For these kinds of experiences of being lumped in with "MSM" in public health epidemiological data and having to educate providers and researchers, many transgender women who might otherwise be interested in participating in research may not choose to participate.

"It's very difficult to go to a health care provider, especially [one] who is not centered around trans health -- and we have to sit and educate and dispel myths about our community before we can talk about the reason why we're there, which can be life-threatening," explained Carmarion D. Anderson, executive director of Black Transwomen, Inc. in Dallas.

This leads to a deep-seated distrust from community members.

"The mistrust is killing my sisters -- and that is unacceptable," Anderson said.

"As researchers and as health care professionals, we need to look at where the disparities are and how we can position ourselves in those spaces to address not only the larger HIV epidemic but disparities within the epidemic," Andrasik said.

A recent meta-analysis from the CDC showed that about 14% of transgender women in the U.S. are living with HIV, which is lower than previous estimates.
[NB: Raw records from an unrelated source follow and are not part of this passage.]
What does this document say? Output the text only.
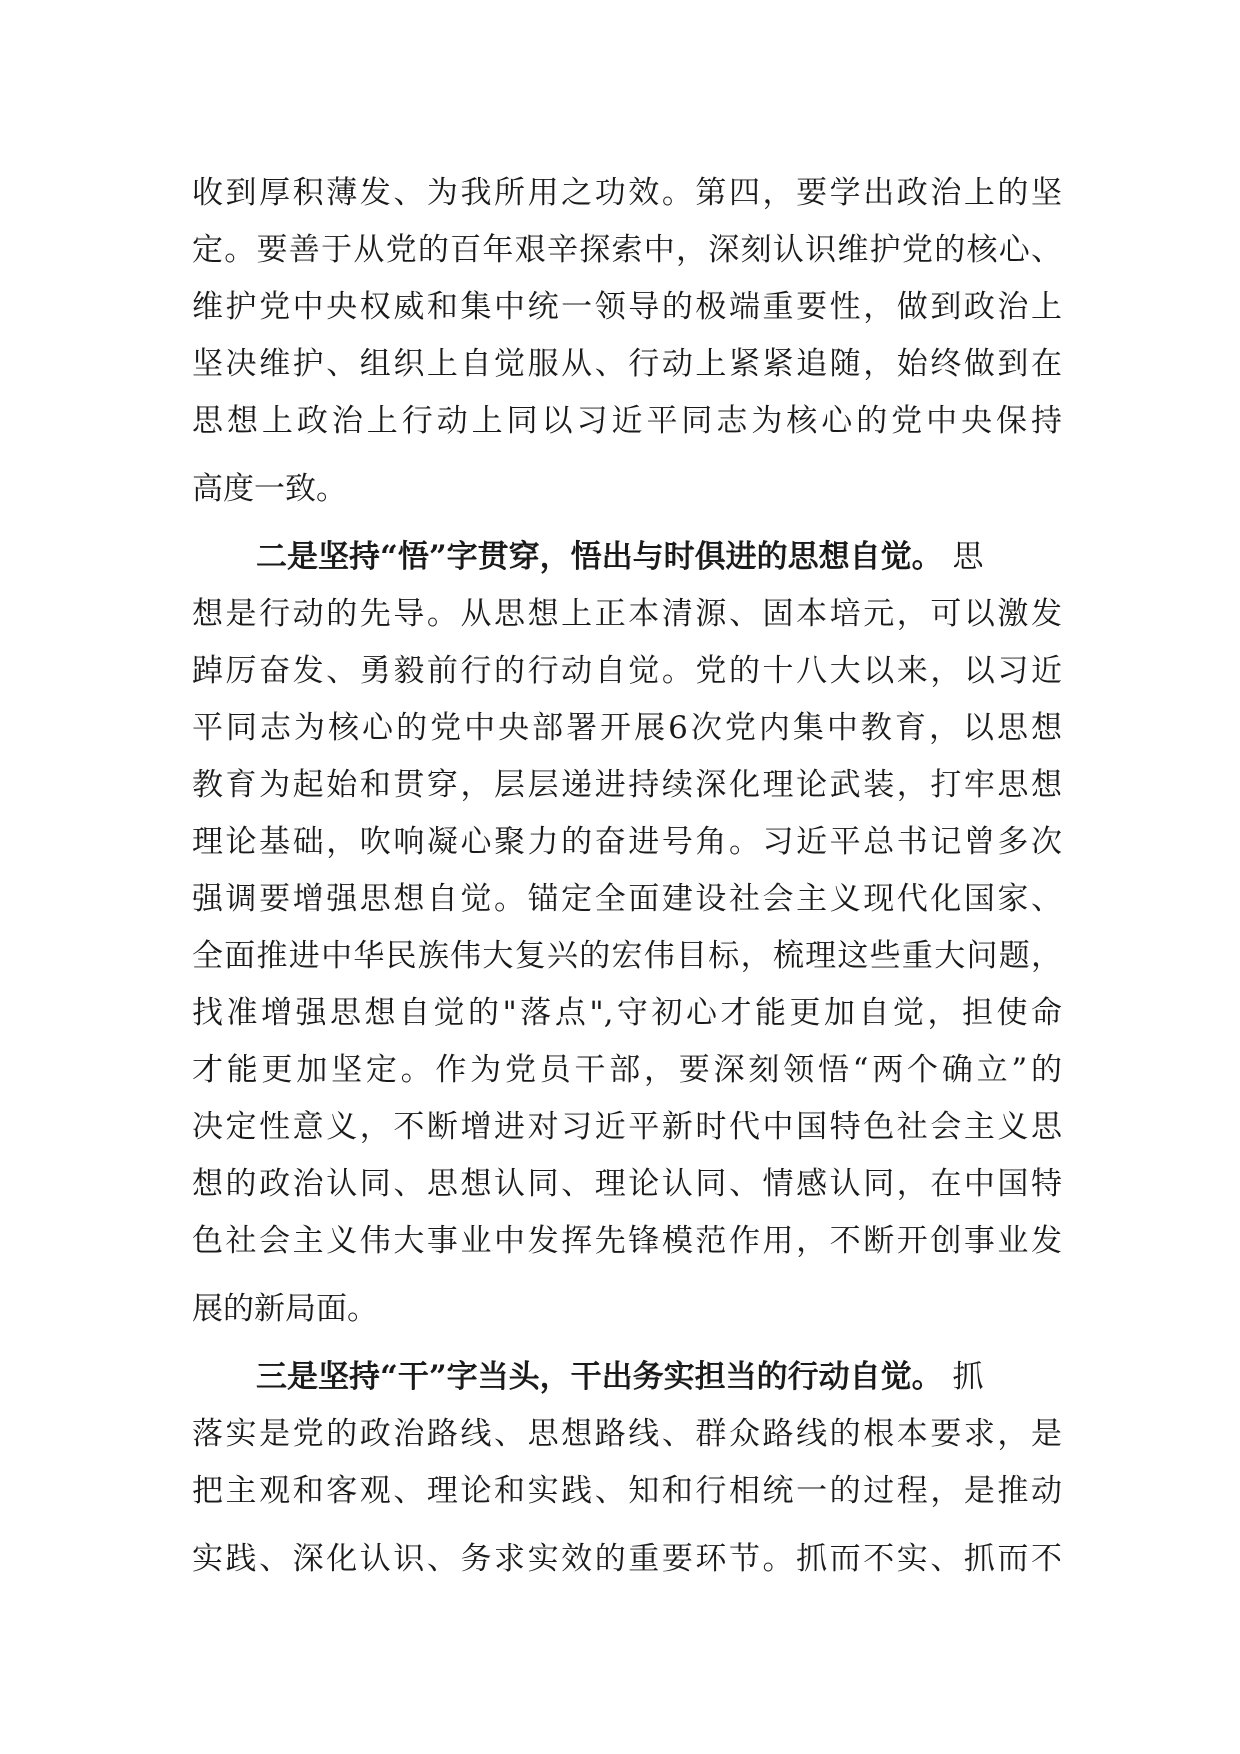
收到厚积薄发、为我所用之功效。第四，要学出政治上的坚
定。要善于从党的百年艰辛探索中，深刻认识维护党的核心、
维护党中央权威和集中统一领导的极端重要性，做到政治上
坚决维护、组织上自觉服从、行动上紧紧追随，始终做到在
思想上政治上行动上同以习近平同志为核心的党中央保持
高度一致。
二是坚持“悟”字贯穿，悟出与时俱进的思想自觉。 思
想是行动的先导。从思想上正本清源、固本培元，可以激发
踔厉奋发、勇毅前行的行动自觉。党的十八大以来，以习近
平同志为核心的党中央部署开展6次党内集中教育，以思想
教育为起始和贯穿，层层递进持续深化理论武装，打牢思想
理论基础，吹响凝心聚力的奋进号角。习近平总书记曾多次
强调要增强思想自觉。锚定全面建设社会主义现代化国家、
全面推进中华民族伟大复兴的宏伟目标，梳理这些重大问题，
找准增强思想自觉的"落点",守初心才能更加自觉，担使命
才能更加坚定。作为党员干部，要深刻领悟“两个确立”的
决定性意义，不断增进对习近平新时代中国特色社会主义思
想的政治认同、思想认同、理论认同、情感认同，在中国特
色社会主义伟大事业中发挥先锋模范作用，不断开创事业发
展的新局面。
三是坚持“干”字当头，干出务实担当的行动自觉。 抓
落实是党的政治路线、思想路线、群众路线的根本要求，是
把主观和客观、理论和实践、知和行相统一的过程，是推动
实践、深化认识、务求实效的重要环节。抓而不实、抓而不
However, the study found that racial disparities in HIV rates among the community are high, with 44% of black and 26% of Latina trans women living with HIV, compared to 7% of white trans women.

Andrasik argues that researchers need to think not just about the bottom line of enrollment and clinical research endpoints, but how the lives of the participants outside of the research trial matter.

"The people who are at highest risk for HIV who are in our efficacy trials," Andrasik said, "are the folks who are experiencing more marginalization -- because their very experience of marginalization is what puts them at greatest risk. So they may have more challenges and more life circumstances that prevent them from participating. It's important for us to know that and to be aware of what those are to effectively address those, to ensure if people want to be a part of the research [they can be]."

"We now have to combat a society that is against us on many different levels," added Anderson. "And now we are being asked to pay close attention to a certain area of our health, and all we're saying is that we need x,y, and z. We need housing. We need food. We need proper transportation. We need policy."

But Andrasik also believes that transgender women can and do participate in trials, and the systemic barriers should not be a reason to avoid proactive measures to include them.

"Many people do want to be a part of the research for altruistic reasons," she said. "They see how it impacts their community, and they want to be part of the solution, so our goal is make sure they can be part of the solution without creating any undue stress on their lives."

Community-based organizations such as those run by leaders like Anderson are vital to the research, Andrasik said. CBOs and their constituents often can help identify the research question, support the methodology process, collect and analyze data, and write up results in articles.

"It's incredibly important when you have the results not to just publish them in a peer-reviewed scientific journal or present them at scientific conferences," she offered. "But one of [the] things we do is -- in partnership with our community colleagues -- we identify other avenues of dissemination of information such as CBO newsletters, at town halls or health fairs. Not only understandable at a lay person's level but also interesting and engaging. I think there's no way we can do that without our community partners," she said.

Andrasik sees other benefits for the trans community and other marginalized communities who participate in clinical research trials.

"First of all, research educates the local community," she said. "All of the community engagement efforts that we do focus on educating the community. Not only we are doing [this] in vaccine research but HIV prevention, period. People [who] are actual participants in this research study get top-of-the-line medical care and medical services. And it links not only to education, but resources."